¿La derrota final de Thomas Malthus?

Recientemente, la ONU corrigió sus proyecciones de crecimiento de la población. Hoy viven cerca de 6.3 mil millones de personas en la Tierra. Si las tasas de fertilidad en los países relativamente pobres continúan siguiendo las tendencias marcadas por los países que hoy son relativamente ricos, estamos a poca distancia de la población mundial máxima de 9 a 10 mil millones, que se alcanzará en 2050-2100.

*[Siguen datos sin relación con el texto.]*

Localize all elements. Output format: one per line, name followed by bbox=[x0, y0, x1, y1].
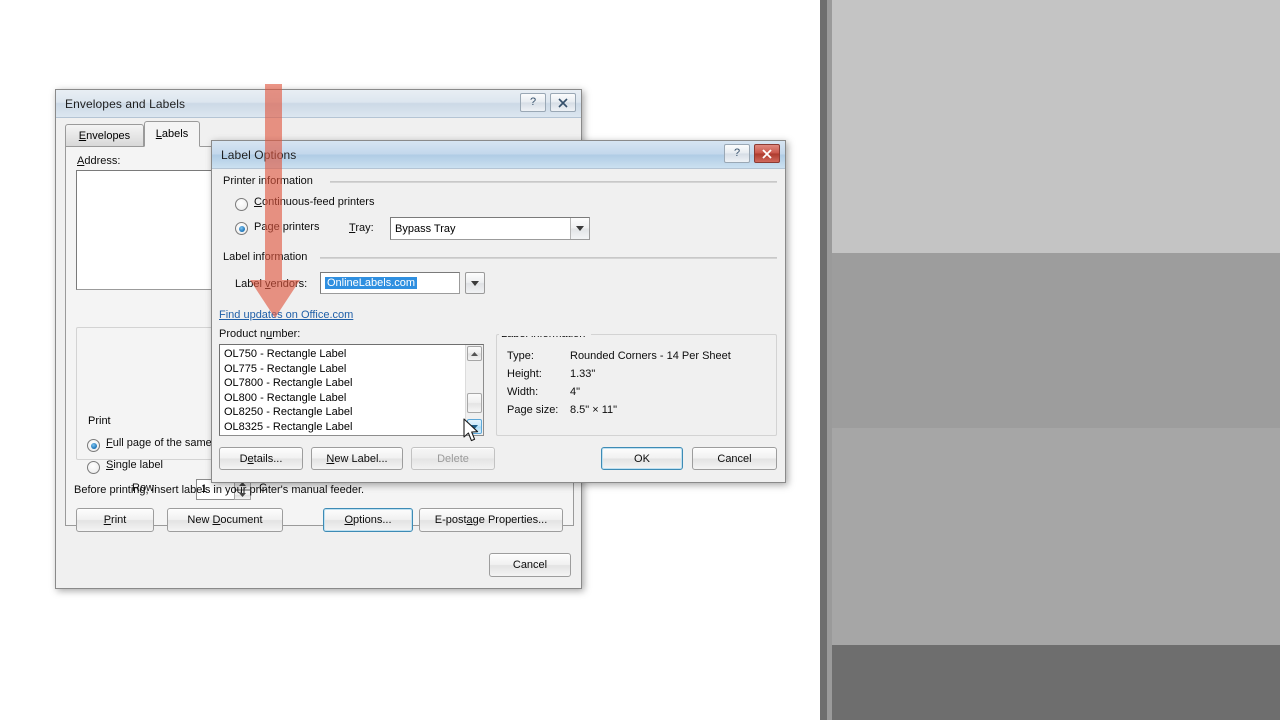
chevron-down-icon[interactable] bbox=[570, 218, 589, 239]
label-info-pagesize-key: Page size: bbox=[507, 404, 559, 416]
options-button[interactable]: Options... bbox=[323, 508, 413, 532]
product-list-scrollbar[interactable] bbox=[465, 345, 483, 435]
close-icon[interactable] bbox=[550, 93, 576, 112]
new-label-button-label: New Label... bbox=[326, 452, 388, 465]
gray-band-4 bbox=[820, 645, 1280, 720]
right-gray-panel bbox=[820, 0, 1280, 720]
label-info-width-key: Width: bbox=[507, 386, 539, 398]
dialog-hint: Before printing, insert labels in your p… bbox=[74, 484, 365, 496]
label-info-height-value: 1.33" bbox=[570, 368, 596, 380]
label-information-legend: Label information bbox=[223, 251, 308, 263]
legend-mask bbox=[499, 328, 591, 336]
label-options-titlebar[interactable]: Label Options ? bbox=[212, 141, 785, 169]
label-options-cancel-label: Cancel bbox=[717, 452, 752, 465]
ok-button[interactable]: OK bbox=[601, 447, 683, 470]
scrollbar-thumb[interactable] bbox=[467, 393, 482, 413]
ok-button-label: OK bbox=[634, 452, 650, 465]
list-item[interactable]: OL8325 - Rectangle Label bbox=[220, 420, 483, 435]
printer-information-divider bbox=[330, 181, 777, 183]
label-vendors-combobox[interactable]: OnlineLabels.com bbox=[320, 272, 460, 294]
e-postage-properties-button[interactable]: E-postage Properties... bbox=[419, 508, 563, 532]
print-group-legend: Print bbox=[84, 415, 115, 427]
panel-left-edge bbox=[820, 0, 827, 720]
details-button[interactable]: Details... bbox=[219, 447, 303, 470]
product-list: OL750 - Rectangle Label OL775 - Rectangl… bbox=[220, 345, 483, 434]
gray-band-3 bbox=[820, 428, 1280, 645]
envelopes-titlebar-buttons: ? bbox=[520, 93, 576, 112]
tab-labels[interactable]: Labels bbox=[144, 121, 200, 147]
list-item[interactable]: OL800 - Rectangle Label bbox=[220, 391, 483, 406]
label-vendors-value: OnlineLabels.com bbox=[325, 277, 418, 289]
help-icon[interactable]: ? bbox=[520, 93, 546, 112]
label-options-title: Label Options bbox=[221, 147, 297, 162]
print-button[interactable]: Print bbox=[76, 508, 154, 532]
e-postage-button-label: E-postage Properties... bbox=[434, 514, 548, 526]
screen: Envelopes and Labels ? Envelopes Labels bbox=[0, 0, 1280, 720]
gray-band-2 bbox=[820, 253, 1280, 428]
label-options-dialog: Label Options ? Printer information Cont… bbox=[211, 140, 786, 483]
radio-single-label[interactable] bbox=[87, 461, 100, 474]
label-vendors-label: Label vendors: bbox=[235, 278, 308, 290]
label-options-cancel-button[interactable]: Cancel bbox=[692, 447, 777, 470]
new-label-button[interactable]: New Label... bbox=[311, 447, 403, 470]
delete-button-label: Delete bbox=[437, 452, 469, 465]
tray-label: Tray: bbox=[349, 222, 374, 234]
list-item[interactable]: OL8250 - Rectangle Label bbox=[220, 405, 483, 420]
radio-continuous-feed[interactable] bbox=[235, 198, 248, 211]
tab-labels-label: Labels bbox=[155, 128, 189, 140]
options-button-label: Options... bbox=[344, 514, 392, 526]
address-label: Address: bbox=[77, 155, 121, 167]
envelopes-dialog-titlebar[interactable]: Envelopes and Labels ? bbox=[56, 90, 581, 118]
product-number-listbox[interactable]: OL750 - Rectangle Label OL775 - Rectangl… bbox=[219, 344, 484, 436]
radio-single-label-label: Single label bbox=[106, 459, 163, 471]
radio-page-printers-label: Page printers bbox=[254, 221, 320, 233]
tray-value: Bypass Tray bbox=[395, 222, 456, 235]
new-document-button-label: New Document bbox=[187, 514, 263, 526]
envelopes-cancel-label: Cancel bbox=[512, 559, 548, 571]
scroll-down-icon[interactable] bbox=[467, 419, 482, 434]
details-button-label: Details... bbox=[239, 452, 283, 465]
envelopes-dialog-title: Envelopes and Labels bbox=[65, 96, 186, 111]
list-item[interactable]: OL7800 - Rectangle Label bbox=[220, 376, 483, 391]
tab-envelopes-rest: nvelopes bbox=[86, 130, 131, 142]
radio-page-printers[interactable] bbox=[235, 222, 248, 235]
radio-full-page[interactable] bbox=[87, 439, 100, 452]
printer-information-legend: Printer information bbox=[223, 175, 313, 187]
panel-left-edge-2 bbox=[827, 0, 832, 720]
print-button-label: Print bbox=[103, 514, 127, 526]
product-number-legend: Product number: bbox=[219, 328, 301, 340]
help-icon[interactable]: ? bbox=[724, 144, 750, 163]
new-document-button[interactable]: New Document bbox=[167, 508, 283, 532]
envelopes-cancel-button[interactable]: Cancel bbox=[489, 553, 571, 577]
list-item[interactable]: OL775 - Rectangle Label bbox=[220, 362, 483, 377]
close-icon[interactable] bbox=[754, 144, 780, 163]
label-vendors-chevron-down-icon[interactable] bbox=[465, 272, 485, 294]
label-info-width-value: 4" bbox=[570, 386, 581, 398]
list-item[interactable]: OL750 - Rectangle Label bbox=[220, 347, 483, 362]
scroll-up-icon[interactable] bbox=[467, 346, 482, 361]
label-info-type-value: Rounded Corners - 14 Per Sheet bbox=[570, 350, 731, 362]
label-info-type-key: Type: bbox=[507, 350, 534, 362]
label-info-height-key: Height: bbox=[507, 368, 542, 380]
find-updates-link[interactable]: Find updates on Office.com bbox=[219, 309, 353, 321]
delete-button: Delete bbox=[411, 447, 495, 470]
tray-combobox[interactable]: Bypass Tray bbox=[390, 217, 590, 240]
tab-envelopes-label: Envelopes bbox=[78, 130, 131, 142]
tab-envelopes[interactable]: Envelopes bbox=[65, 124, 144, 147]
label-options-titlebar-buttons: ? bbox=[724, 144, 780, 163]
label-information-divider bbox=[320, 257, 777, 259]
radio-continuous-feed-label: Continuous-feed printers bbox=[254, 196, 375, 208]
gray-band-1 bbox=[820, 0, 1280, 253]
label-info-pagesize-value: 8.5" × 11" bbox=[570, 404, 618, 416]
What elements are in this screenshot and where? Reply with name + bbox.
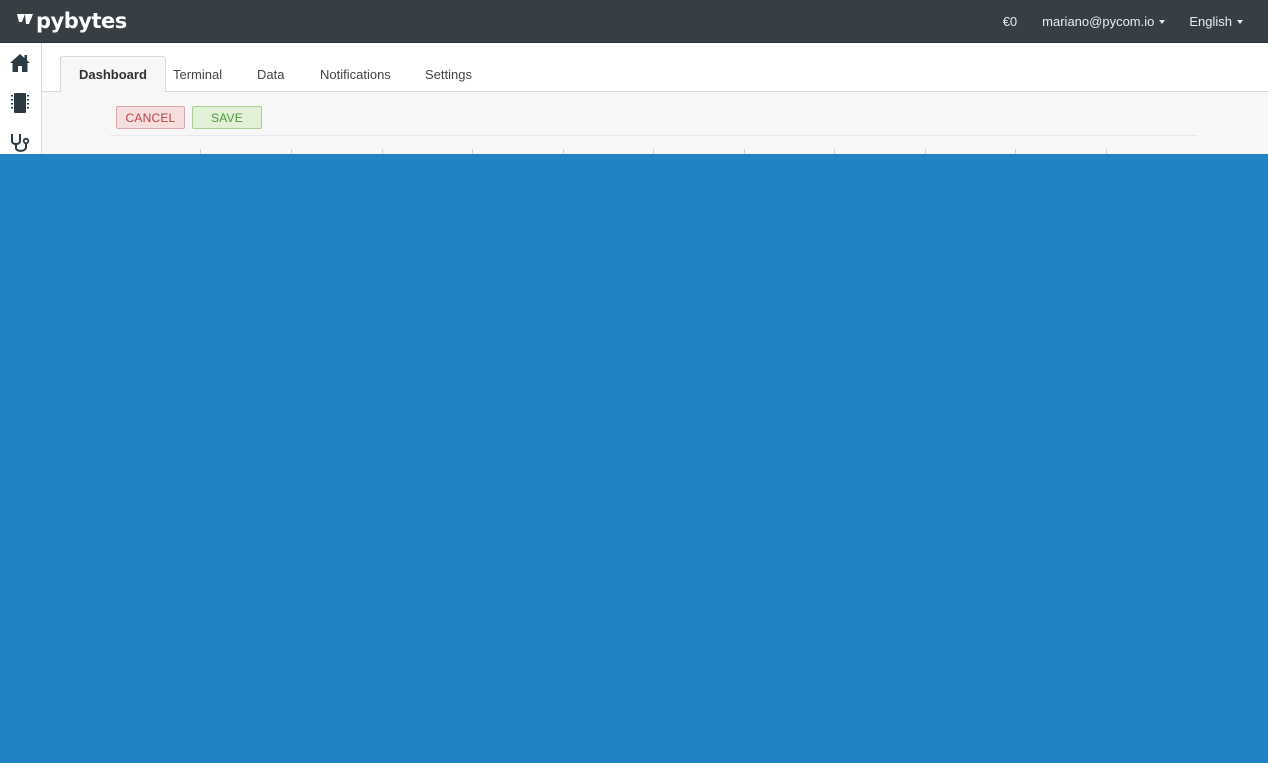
- language-menu[interactable]: English: [1177, 0, 1268, 43]
- loading-overlay: [0, 154, 1268, 763]
- pybytes-logo[interactable]: pybytes: [16, 9, 127, 33]
- device-icon: [11, 93, 29, 113]
- tab-terminal[interactable]: Terminal: [155, 56, 240, 92]
- main-content: Dashboard Terminal Data Notifications Se…: [42, 43, 1268, 154]
- tab-settings[interactable]: Settings: [407, 56, 490, 92]
- user-email: mariano@pycom.io: [1042, 14, 1155, 29]
- sidebar: [0, 43, 42, 154]
- toolbar-divider: [110, 135, 1197, 136]
- chevron-down-icon: [1237, 19, 1243, 24]
- top-nav-menu: €0 mariano@pycom.io English: [991, 0, 1268, 43]
- home-icon: [10, 54, 30, 72]
- stethoscope-icon: [11, 134, 30, 152]
- top-navbar: pybytes €0 mariano@pycom.io English: [0, 0, 1268, 43]
- user-menu[interactable]: mariano@pycom.io: [1030, 0, 1177, 43]
- brand-name: pybytes: [36, 9, 127, 33]
- save-button[interactable]: SAVE: [192, 106, 262, 129]
- sidebar-item-home[interactable]: [8, 51, 32, 75]
- sidebar-item-diagnostics[interactable]: [8, 131, 32, 155]
- sidebar-item-devices[interactable]: [8, 91, 32, 115]
- credit-balance[interactable]: €0: [991, 0, 1030, 43]
- cancel-button[interactable]: CANCEL: [116, 106, 185, 129]
- tab-dashboard[interactable]: Dashboard: [60, 56, 166, 93]
- pybytes-logo-icon: [17, 14, 33, 24]
- chevron-down-icon: [1159, 19, 1166, 24]
- language-label: English: [1189, 14, 1232, 29]
- tab-data[interactable]: Data: [239, 56, 302, 92]
- tab-notifications[interactable]: Notifications: [302, 56, 409, 92]
- dashboard-toolbar: CANCEL SAVE: [42, 92, 1268, 154]
- device-tabs: Dashboard Terminal Data Notifications Se…: [42, 43, 1268, 93]
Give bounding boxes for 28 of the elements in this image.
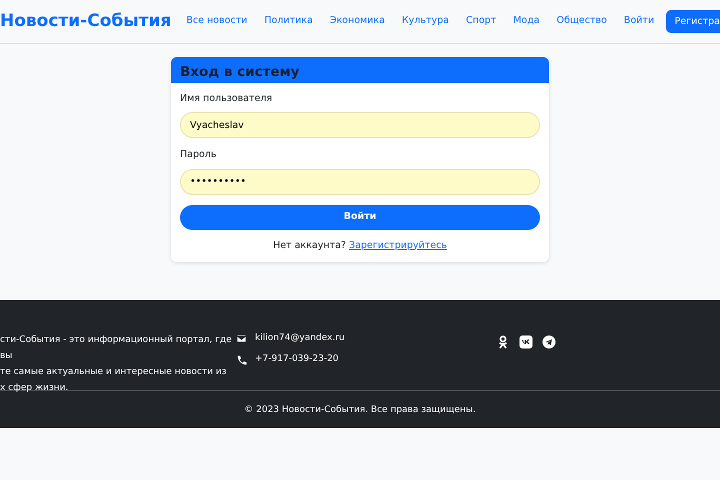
site-logo[interactable]: Новости-События bbox=[0, 8, 172, 34]
nav-link[interactable]: Культура bbox=[393, 14, 458, 29]
login-button[interactable]: Войти bbox=[180, 204, 540, 230]
phone-icon bbox=[236, 354, 247, 366]
register-link[interactable]: Зарегистрируйтесь bbox=[348, 240, 447, 250]
nav-link[interactable]: Спорт bbox=[457, 14, 505, 29]
vk-logo-icon[interactable] bbox=[519, 334, 533, 349]
nav-link[interactable]: Экономика bbox=[321, 14, 394, 29]
nav-link[interactable]: Войти bbox=[615, 14, 663, 29]
input-field[interactable]: •••••••••• bbox=[180, 168, 540, 194]
field-label: Имя пользователя bbox=[180, 92, 274, 106]
card-title: Вход в систему bbox=[171, 57, 549, 83]
description-text: те самые актуальные и интересные новости из bbox=[0, 366, 228, 379]
nav-link[interactable]: Политика bbox=[256, 14, 322, 29]
description-text: х сфер жизни. bbox=[0, 382, 70, 395]
envelope-icon bbox=[236, 333, 247, 344]
paper-plane-icon[interactable] bbox=[542, 334, 556, 349]
phone-text: +7-917-039-23-20 bbox=[255, 353, 339, 366]
nav-link[interactable]: Все новости bbox=[178, 14, 256, 29]
signup-prompt: Нет аккаунта? Зарегистрируйтесь bbox=[272, 238, 448, 252]
copyright-text: © 2023 Новости-События. Все права защищены. bbox=[243, 404, 477, 417]
nav-link[interactable]: Мода bbox=[504, 14, 548, 29]
ok-logo-icon[interactable] bbox=[496, 334, 510, 349]
field-label: Пароль bbox=[180, 148, 218, 162]
email-text: kilion74@yandex.ru bbox=[255, 332, 345, 345]
input-field[interactable]: Vyacheslav bbox=[180, 112, 540, 138]
register-button[interactable]: Регистра bbox=[666, 10, 720, 33]
nav-link[interactable]: Общество bbox=[548, 14, 616, 29]
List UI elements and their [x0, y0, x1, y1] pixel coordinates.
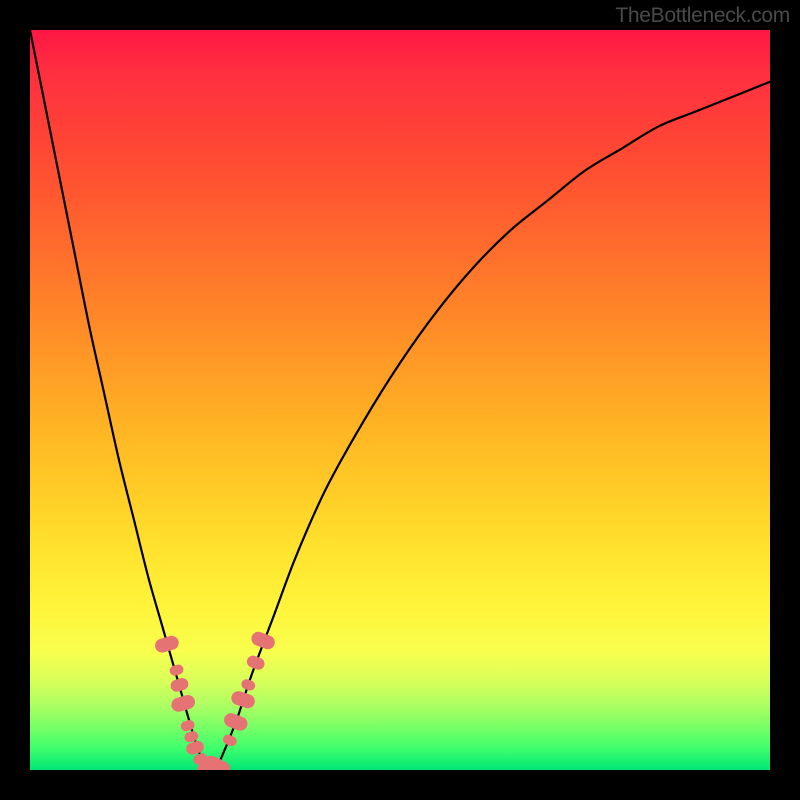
data-marker: [230, 689, 257, 710]
plot-area: [30, 30, 770, 770]
bottleneck-curve: [30, 30, 770, 770]
data-marker: [249, 630, 276, 652]
data-marker: [168, 663, 184, 676]
data-marker: [180, 719, 196, 732]
data-marker: [170, 693, 197, 713]
data-marker: [245, 654, 266, 672]
data-marker: [222, 711, 249, 733]
data-markers: [153, 630, 276, 770]
data-marker: [240, 678, 256, 692]
chart-svg: [30, 30, 770, 770]
data-marker: [221, 733, 238, 747]
data-marker: [153, 634, 180, 654]
chart-frame: TheBottleneck.com: [0, 0, 800, 800]
watermark-text: TheBottleneck.com: [615, 4, 790, 28]
data-marker: [169, 677, 190, 693]
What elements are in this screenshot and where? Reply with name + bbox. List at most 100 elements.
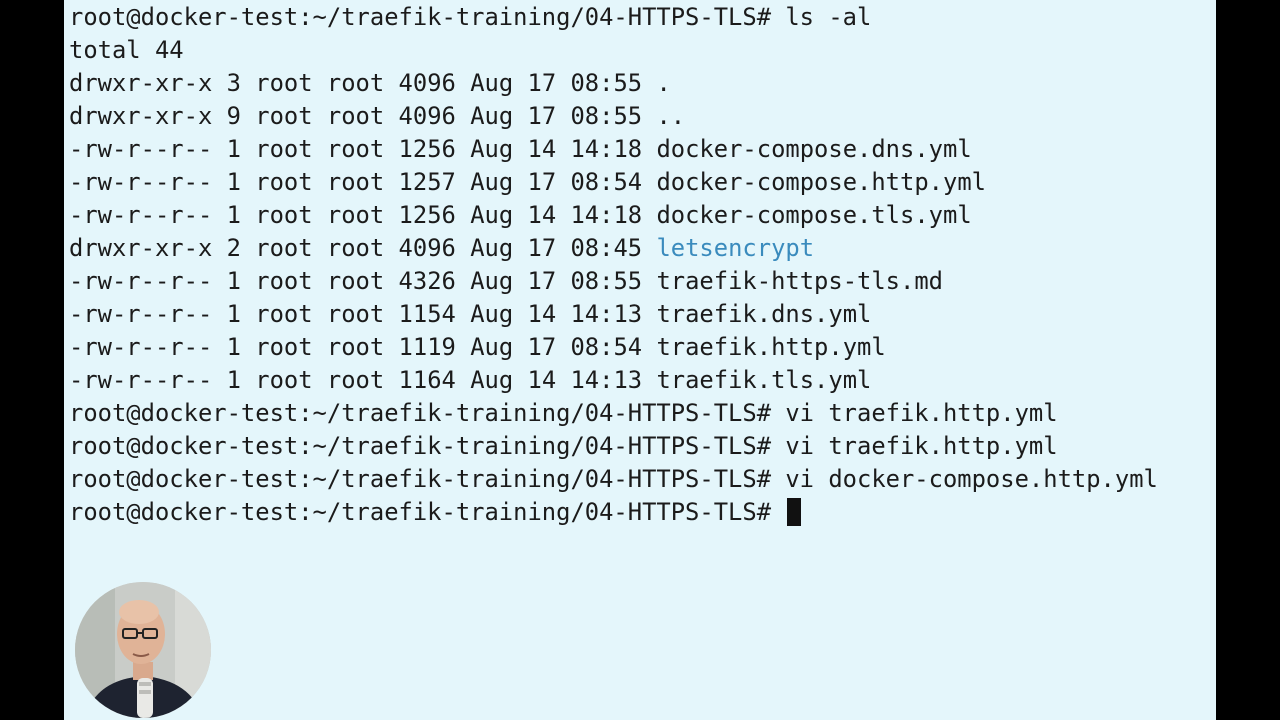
- command-line: root@docker-test:~/traefik-training/04-H…: [69, 463, 1158, 496]
- file-permissions: -rw-r--r--: [69, 333, 213, 361]
- file-size: 1164: [398, 366, 456, 394]
- file-entry: -rw-r--r-- 1 root root 1256 Aug 14 14:18…: [69, 199, 1158, 232]
- file-size: 1256: [398, 135, 456, 163]
- file-group: root: [326, 267, 385, 295]
- shell-prompt: root@docker-test:~/traefik-training/04-H…: [69, 465, 786, 493]
- command-line: root@docker-test:~/traefik-training/04-H…: [69, 1, 1158, 34]
- file-entry: drwxr-xr-x 2 root root 4096 Aug 17 08:45…: [69, 232, 1158, 265]
- shell-prompt: root@docker-test:~/traefik-training/04-H…: [69, 3, 786, 31]
- file-link-count: 1: [226, 168, 241, 196]
- letterbox-left: [0, 0, 64, 720]
- file-group: root: [326, 300, 385, 328]
- file-size: 1154: [398, 300, 456, 328]
- file-link-count: 1: [226, 333, 241, 361]
- file-name: docker-compose.http.yml: [656, 168, 986, 196]
- output-text: total 44: [69, 36, 184, 64]
- file-size: 4096: [398, 69, 456, 97]
- command-text: vi traefik.http.yml: [785, 399, 1058, 427]
- file-owner: root: [255, 135, 313, 163]
- command-text: vi docker-compose.http.yml: [785, 465, 1158, 493]
- file-group: root: [326, 102, 385, 130]
- file-name: traefik.http.yml: [656, 333, 886, 361]
- directory-name: letsencrypt: [656, 234, 815, 262]
- file-permissions: -rw-r--r--: [69, 267, 213, 295]
- file-owner: root: [255, 234, 313, 262]
- file-link-count: 1: [226, 300, 241, 328]
- file-date: Aug 17 08:55: [470, 267, 643, 295]
- file-name: docker-compose.dns.yml: [656, 135, 972, 163]
- command-line: root@docker-test:~/traefik-training/04-H…: [69, 397, 1158, 430]
- terminal-window[interactable]: root@docker-test:~/traefik-training/04-H…: [64, 0, 1216, 720]
- file-owner: root: [255, 201, 313, 229]
- text-cursor: [787, 497, 802, 526]
- file-date: Aug 14 14:18: [470, 135, 643, 163]
- file-permissions: -rw-r--r--: [69, 300, 213, 328]
- file-link-count: 1: [226, 135, 241, 163]
- file-name: docker-compose.tls.yml: [656, 201, 972, 229]
- file-name: traefik.dns.yml: [656, 300, 872, 328]
- file-entry: drwxr-xr-x 9 root root 4096 Aug 17 08:55…: [69, 100, 1158, 133]
- shell-prompt: root@docker-test:~/traefik-training/04-H…: [69, 399, 786, 427]
- file-date: Aug 17 08:54: [470, 168, 643, 196]
- file-date: Aug 14 14:13: [470, 300, 643, 328]
- webcam-overlay: [75, 582, 211, 718]
- file-link-count: 3: [226, 69, 241, 97]
- file-size: 1256: [398, 201, 456, 229]
- file-name: traefik.tls.yml: [656, 366, 872, 394]
- file-entry: -rw-r--r-- 1 root root 4326 Aug 17 08:55…: [69, 265, 1158, 298]
- shell-prompt: root@docker-test:~/traefik-training/04-H…: [69, 498, 786, 526]
- file-group: root: [326, 333, 385, 361]
- file-entry: -rw-r--r-- 1 root root 1257 Aug 17 08:54…: [69, 166, 1158, 199]
- file-size: 1119: [398, 333, 456, 361]
- file-link-count: 1: [226, 201, 241, 229]
- file-owner: root: [255, 267, 313, 295]
- file-size: 4096: [398, 234, 456, 262]
- file-link-count: 9: [226, 102, 241, 130]
- file-permissions: drwxr-xr-x: [69, 234, 213, 262]
- file-group: root: [326, 69, 385, 97]
- file-permissions: -rw-r--r--: [69, 366, 213, 394]
- terminal-output: root@docker-test:~/traefik-training/04-H…: [69, 1, 1158, 529]
- file-size: 4096: [398, 102, 456, 130]
- file-permissions: drwxr-xr-x: [69, 102, 213, 130]
- file-group: root: [326, 168, 385, 196]
- command-text: vi traefik.http.yml: [785, 432, 1058, 460]
- file-owner: root: [255, 300, 313, 328]
- file-owner: root: [255, 366, 313, 394]
- file-owner: root: [255, 333, 313, 361]
- file-entry: -rw-r--r-- 1 root root 1154 Aug 14 14:13…: [69, 298, 1158, 331]
- command-line: root@docker-test:~/traefik-training/04-H…: [69, 496, 1158, 529]
- file-name: traefik-https-tls.md: [656, 267, 943, 295]
- file-date: Aug 17 08:55: [470, 69, 643, 97]
- output-line: total 44: [69, 34, 1158, 67]
- presenter-avatar: [75, 582, 211, 718]
- file-link-count: 1: [226, 366, 241, 394]
- file-entry: drwxr-xr-x 3 root root 4096 Aug 17 08:55…: [69, 67, 1158, 100]
- file-group: root: [326, 135, 385, 163]
- file-group: root: [326, 201, 385, 229]
- file-group: root: [326, 234, 385, 262]
- file-link-count: 1: [226, 267, 241, 295]
- file-link-count: 2: [226, 234, 241, 262]
- file-name: .: [656, 69, 671, 97]
- command-line: root@docker-test:~/traefik-training/04-H…: [69, 430, 1158, 463]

Pero no es improbable que, después de ello, la población comience a declinar. Las mujeres, que en los países ricos de la actualidad están bien educadas, saben leer y escribir y tienen variadas opciones sociales y económicas a su disposición, han llevado la fertilidad a niveles por debajo de la tasa de reemplazo. El problema no es que, en promedio, estas mujeres deseen menos de dos niños; de hecho, el promedio deseado es un poco más que dos. Pero debido a que muchas de ellas demoran el tener niños hasta pasados los treinta años, la tasa de fertilidad real no alcanza a ser la que desean.

Una población mundial de 9 a 10 millones de personas no es una cifra por la que tengamos que preocuparnos acerca de Parson Malthus, el economista inglés del siglo 19 que profetizó un futuro en que las personas se multiplicarían más rápido que los recursos necesarios para sustentarlas y, por lo tanto, morirían de hambre por millones. De hecho, para muchos es una sorpresa el hecho de que la época de la explosión demográfica pueda estar llegando a su fin.